SuperTokens is good for several reasons:

  • It is simple to set up (with create-react-app).
  • It is open source.
  • You can easily self-host it (I'm working on the CapRover One-Click App).
  • It integrates with your Node.js API.

Some of the (current) drawbacks of SuperTokens include:

  • There are not supported SDKs for other frameworks.
  • There are not supported SDKs for other backends.
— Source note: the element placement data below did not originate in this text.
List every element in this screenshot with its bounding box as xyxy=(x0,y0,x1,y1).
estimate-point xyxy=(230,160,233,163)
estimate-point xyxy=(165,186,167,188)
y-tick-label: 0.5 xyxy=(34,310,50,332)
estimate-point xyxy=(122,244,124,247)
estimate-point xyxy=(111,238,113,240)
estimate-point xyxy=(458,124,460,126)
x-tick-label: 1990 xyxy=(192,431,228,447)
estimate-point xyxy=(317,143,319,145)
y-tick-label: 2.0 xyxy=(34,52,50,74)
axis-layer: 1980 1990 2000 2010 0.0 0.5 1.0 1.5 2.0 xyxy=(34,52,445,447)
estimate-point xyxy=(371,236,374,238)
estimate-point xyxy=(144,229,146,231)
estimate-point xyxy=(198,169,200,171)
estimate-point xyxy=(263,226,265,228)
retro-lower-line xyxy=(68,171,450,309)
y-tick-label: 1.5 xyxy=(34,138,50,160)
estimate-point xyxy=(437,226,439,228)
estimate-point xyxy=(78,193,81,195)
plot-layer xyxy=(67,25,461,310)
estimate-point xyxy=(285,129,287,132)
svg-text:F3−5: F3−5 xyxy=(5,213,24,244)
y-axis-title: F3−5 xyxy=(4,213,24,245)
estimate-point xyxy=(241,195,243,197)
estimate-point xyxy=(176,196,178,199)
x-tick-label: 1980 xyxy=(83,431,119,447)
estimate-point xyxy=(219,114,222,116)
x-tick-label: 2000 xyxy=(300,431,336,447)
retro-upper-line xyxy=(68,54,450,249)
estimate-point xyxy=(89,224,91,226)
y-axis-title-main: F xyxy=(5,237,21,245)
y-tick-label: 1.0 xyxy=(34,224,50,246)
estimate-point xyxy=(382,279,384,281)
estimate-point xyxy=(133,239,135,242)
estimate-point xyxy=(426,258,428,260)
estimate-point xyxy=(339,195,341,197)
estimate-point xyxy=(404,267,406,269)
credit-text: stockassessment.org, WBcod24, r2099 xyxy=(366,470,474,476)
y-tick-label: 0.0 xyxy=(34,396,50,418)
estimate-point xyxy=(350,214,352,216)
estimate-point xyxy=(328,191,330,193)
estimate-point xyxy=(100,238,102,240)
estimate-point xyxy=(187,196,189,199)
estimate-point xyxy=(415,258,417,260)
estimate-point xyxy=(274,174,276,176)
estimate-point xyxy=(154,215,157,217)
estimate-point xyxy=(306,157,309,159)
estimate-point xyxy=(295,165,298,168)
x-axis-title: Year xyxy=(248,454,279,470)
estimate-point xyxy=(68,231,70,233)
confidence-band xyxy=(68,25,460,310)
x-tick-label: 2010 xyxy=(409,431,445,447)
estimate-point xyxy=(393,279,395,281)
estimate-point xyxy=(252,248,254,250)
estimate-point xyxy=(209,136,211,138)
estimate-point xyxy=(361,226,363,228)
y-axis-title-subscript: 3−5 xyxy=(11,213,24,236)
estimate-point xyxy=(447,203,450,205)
Keeping in mind these limitations, this is the perfect use case for SuperTokens:

SaaS web application built with CRA on a subdomain

Let me explain.

You probably do not want to use create-react-app for a landing page because you want to optimize SEO. So instead, you choose Next.js or Gatsby. But those are annoying to build apps in, so you use create-react-app for the app itself. Host the app on https://app.yourdomain.com and the landing page on https://yourdomain.com. Then boom. Easy authentication with better SEO. And your authentication is not bound by vendor lockin because you can selfhost it.

This is my current strategy for TickerTab.